Ikara Colt: Chat and Business

Ikara Colt
Chat and Business
Epitaph
2002-11-12

Most prominent among Ikara Colt’s influences are Sonic Youth and Joy Division. Couple that druggy, growling aesthetic with the vim and vigor of a Saturday night pub fight, and you have some notion of what Ikara Colt sounds like. Speedy, volatile, spittle- dripping, and, above all, filled with an energy unique to frustrated and bored college students, the London-based foursome enjoy a pretty large (and angry!) following in England. They’ve already become critics’ darlings for their clever lyrics and enthusiastically thrashing guitars and pounding drums. And Chat and Business is, to a large extent, an exciting album. It’s hard to deny the adrenaline rush of, say, the heavily Sonic Youth-sounding “Rudd”; when Resende yells, “Short wave radio! Cheap magazines!” accompanied by guitarist Claire Ingram’s faded yelps, you kind of want to run outside and tear down the billboards and posters for any musician who doesn’t have fiery vitriol coursing through their engorged veins. Then you remember that you’ve felt that way before. Didn’t Thurston Moore once make you want to break stuff, too?

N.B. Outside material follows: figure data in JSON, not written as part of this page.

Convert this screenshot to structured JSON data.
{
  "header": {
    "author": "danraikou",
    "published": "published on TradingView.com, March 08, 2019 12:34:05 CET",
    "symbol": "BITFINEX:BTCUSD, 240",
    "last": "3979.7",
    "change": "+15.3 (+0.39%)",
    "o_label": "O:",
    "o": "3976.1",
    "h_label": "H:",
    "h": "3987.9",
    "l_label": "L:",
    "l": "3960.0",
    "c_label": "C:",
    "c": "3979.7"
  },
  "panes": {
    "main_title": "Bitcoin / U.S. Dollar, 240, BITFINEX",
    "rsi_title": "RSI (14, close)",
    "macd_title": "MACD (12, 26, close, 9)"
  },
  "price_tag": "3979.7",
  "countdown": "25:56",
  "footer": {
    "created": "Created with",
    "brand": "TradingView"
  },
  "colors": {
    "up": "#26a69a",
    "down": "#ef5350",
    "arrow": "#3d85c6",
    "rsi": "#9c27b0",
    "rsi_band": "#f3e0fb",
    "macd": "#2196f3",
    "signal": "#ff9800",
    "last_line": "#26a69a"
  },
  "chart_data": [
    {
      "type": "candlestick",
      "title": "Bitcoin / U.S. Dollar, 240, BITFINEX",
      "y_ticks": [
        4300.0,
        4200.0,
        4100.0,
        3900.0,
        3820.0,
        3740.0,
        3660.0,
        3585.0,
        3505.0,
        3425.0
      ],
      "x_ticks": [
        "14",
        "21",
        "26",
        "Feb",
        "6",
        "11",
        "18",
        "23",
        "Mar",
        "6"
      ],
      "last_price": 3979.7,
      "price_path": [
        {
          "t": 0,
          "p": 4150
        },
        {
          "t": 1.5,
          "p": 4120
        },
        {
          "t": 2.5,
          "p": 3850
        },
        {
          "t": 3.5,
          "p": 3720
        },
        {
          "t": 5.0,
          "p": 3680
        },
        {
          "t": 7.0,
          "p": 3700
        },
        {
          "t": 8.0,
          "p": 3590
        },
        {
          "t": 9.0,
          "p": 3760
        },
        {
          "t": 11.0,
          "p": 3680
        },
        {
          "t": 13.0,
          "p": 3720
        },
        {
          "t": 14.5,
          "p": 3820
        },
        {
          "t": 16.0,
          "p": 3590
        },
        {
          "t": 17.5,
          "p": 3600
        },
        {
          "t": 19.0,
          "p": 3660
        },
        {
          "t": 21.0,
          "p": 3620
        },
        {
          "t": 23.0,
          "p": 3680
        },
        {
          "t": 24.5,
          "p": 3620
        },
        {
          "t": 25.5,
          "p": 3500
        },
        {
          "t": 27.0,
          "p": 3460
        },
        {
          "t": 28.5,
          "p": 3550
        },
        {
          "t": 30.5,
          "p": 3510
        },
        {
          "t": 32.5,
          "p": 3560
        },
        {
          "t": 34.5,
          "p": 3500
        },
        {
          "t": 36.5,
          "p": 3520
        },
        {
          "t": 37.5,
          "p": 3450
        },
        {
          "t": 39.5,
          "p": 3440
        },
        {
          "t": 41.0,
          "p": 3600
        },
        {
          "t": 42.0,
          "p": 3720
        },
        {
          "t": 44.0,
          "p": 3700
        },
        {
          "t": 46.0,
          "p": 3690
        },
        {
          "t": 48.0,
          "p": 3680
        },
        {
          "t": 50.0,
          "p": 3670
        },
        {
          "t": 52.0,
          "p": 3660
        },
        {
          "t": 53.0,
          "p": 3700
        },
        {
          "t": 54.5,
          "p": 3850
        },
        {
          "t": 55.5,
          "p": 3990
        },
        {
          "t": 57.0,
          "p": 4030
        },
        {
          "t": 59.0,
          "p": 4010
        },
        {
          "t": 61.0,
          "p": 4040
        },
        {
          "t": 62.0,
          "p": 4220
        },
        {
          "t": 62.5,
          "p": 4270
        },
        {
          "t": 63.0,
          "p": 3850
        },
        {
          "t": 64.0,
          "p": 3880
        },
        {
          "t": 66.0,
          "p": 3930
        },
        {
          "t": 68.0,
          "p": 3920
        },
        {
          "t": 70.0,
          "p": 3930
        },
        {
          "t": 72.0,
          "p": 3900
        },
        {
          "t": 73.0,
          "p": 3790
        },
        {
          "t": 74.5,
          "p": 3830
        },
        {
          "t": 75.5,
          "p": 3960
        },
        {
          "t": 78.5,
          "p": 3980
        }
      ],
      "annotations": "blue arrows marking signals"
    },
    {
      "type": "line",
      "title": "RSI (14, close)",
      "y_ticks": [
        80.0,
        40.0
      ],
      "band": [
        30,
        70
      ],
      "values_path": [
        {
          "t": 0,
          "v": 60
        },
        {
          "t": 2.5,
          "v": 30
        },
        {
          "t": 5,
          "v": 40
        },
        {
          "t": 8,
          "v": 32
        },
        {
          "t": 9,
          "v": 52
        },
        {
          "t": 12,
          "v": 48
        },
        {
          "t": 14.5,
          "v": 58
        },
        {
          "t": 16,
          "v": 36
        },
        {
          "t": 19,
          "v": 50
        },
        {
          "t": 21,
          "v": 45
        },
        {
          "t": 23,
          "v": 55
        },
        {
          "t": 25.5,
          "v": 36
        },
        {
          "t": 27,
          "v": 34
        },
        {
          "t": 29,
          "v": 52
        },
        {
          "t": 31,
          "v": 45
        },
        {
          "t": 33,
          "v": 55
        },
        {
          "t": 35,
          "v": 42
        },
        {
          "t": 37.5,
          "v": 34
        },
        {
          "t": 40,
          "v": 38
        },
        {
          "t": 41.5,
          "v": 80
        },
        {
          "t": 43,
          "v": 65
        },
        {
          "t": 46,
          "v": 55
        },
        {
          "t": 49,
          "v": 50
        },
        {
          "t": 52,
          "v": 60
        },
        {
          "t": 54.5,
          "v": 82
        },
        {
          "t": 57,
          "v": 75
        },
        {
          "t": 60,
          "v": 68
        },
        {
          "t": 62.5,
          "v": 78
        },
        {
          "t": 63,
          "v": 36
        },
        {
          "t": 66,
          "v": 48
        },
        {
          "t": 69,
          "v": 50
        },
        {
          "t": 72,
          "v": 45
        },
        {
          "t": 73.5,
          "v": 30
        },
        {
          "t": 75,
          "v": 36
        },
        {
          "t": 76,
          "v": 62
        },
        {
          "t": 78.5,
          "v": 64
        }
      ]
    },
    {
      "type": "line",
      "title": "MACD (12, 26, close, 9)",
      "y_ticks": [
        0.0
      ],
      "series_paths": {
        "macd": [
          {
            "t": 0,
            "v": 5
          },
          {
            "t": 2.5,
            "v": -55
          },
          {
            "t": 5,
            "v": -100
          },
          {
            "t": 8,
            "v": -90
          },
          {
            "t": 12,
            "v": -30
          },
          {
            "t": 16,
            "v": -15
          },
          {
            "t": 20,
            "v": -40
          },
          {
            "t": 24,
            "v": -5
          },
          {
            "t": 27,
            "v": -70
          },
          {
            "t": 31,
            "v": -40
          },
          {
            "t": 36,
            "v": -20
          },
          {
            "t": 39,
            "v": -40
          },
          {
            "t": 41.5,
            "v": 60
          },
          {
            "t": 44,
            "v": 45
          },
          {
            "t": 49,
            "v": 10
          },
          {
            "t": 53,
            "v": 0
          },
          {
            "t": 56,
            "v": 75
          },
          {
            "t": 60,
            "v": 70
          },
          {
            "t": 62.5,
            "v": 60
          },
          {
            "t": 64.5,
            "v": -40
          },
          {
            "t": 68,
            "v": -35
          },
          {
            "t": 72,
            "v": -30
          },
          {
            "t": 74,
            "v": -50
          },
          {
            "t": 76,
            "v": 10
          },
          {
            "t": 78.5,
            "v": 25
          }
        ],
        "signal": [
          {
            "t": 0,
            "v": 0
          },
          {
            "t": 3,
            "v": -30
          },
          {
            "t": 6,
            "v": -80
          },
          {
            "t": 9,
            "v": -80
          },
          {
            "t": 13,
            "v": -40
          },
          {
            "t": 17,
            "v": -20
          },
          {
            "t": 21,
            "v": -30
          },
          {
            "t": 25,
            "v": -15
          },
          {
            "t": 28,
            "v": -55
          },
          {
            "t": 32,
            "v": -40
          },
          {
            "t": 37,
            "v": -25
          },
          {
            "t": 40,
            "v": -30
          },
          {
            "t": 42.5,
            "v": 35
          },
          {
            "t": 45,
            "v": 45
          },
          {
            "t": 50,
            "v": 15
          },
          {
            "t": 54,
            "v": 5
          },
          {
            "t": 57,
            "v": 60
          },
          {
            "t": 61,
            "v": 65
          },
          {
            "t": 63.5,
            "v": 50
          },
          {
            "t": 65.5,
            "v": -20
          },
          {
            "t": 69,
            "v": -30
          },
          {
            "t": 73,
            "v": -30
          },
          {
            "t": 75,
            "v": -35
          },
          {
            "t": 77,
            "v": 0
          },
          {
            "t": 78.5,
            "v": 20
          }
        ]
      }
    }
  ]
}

My personal favorite song on the album, “City of Glass”, lurches discordantly on the shoulders of a bizarre melodica riff augmented by Resende’s both gruff and boyish vocals. It’s a truly Joy Division moment when Resende reigns in his lung-busting to create a strangely understated song (well, understated for punk, that is). You can almost imagine him flailing about psychotically onstage like Ian Curtis. But “City of Glass” isn’t a rip-off; far from it. Resende sings, in this song, like someone who, instead of hanging himself like Curtis, has stuck around longer and seen a lot more disappointment. The new day that’s dawning isn’t a necessarily happy one, after all, no matter how welcome it may be. While Ikara Colt is gagging for change, musically, politically, and aesthetically, they also know how stagnant movements get. It’s as though they see beyond the revolution to its inevitable later failure.

And that’s why there’s really no better movement for comparison with Ikara Colt than futurism, or other, eventually dead movements of the classic avant-garde. Indeed, Ikara Colt beg to be compared to such anarchic artistic change; in “Sink Venice”, they call for the destruction of art galleries and cathedrals in the historic city, much as Marinetti and his counterparts advocated a destruction of the artistic icons of the past. Ikara Colt very deliberately place themselves in a different canon than the bands they will inevitably be compared to: the Strokes, the White Stripes, the Vines, et al. Certainly, they deserve more renown than the intensely overrated Casablancas and their ilk; these fuck-off rock and roll kids have more smarts and attitude in a broken drumset than a thousand Strokes albums. They know how short-lived they might be, and they’re clever enough to propose that that’s exactly what they want. Movements or bands that go on for too long lose any credibility they had to start with. That’s why the enormous debt Ikara Colt owe to bands like Sonic Youth and Joy Division can be so frustrating; in basing their music so much on that of the past, aren’t they, in some way, contradicting themselves?

Still, they’re young, they’re angry, and they’re not going to take it anymore. All the members of Ikara Colt are so damn good at what they do, it’s not that difficult to forgive their sometimes-adolescent, not quite fully formed politics. After all, feeling like you’re 17 again can be a really, really good time. If you experience that with a smart band, as opposed to the aforementioned bland supposed saviors of rock and roll, you might even still respect yourself in the morning.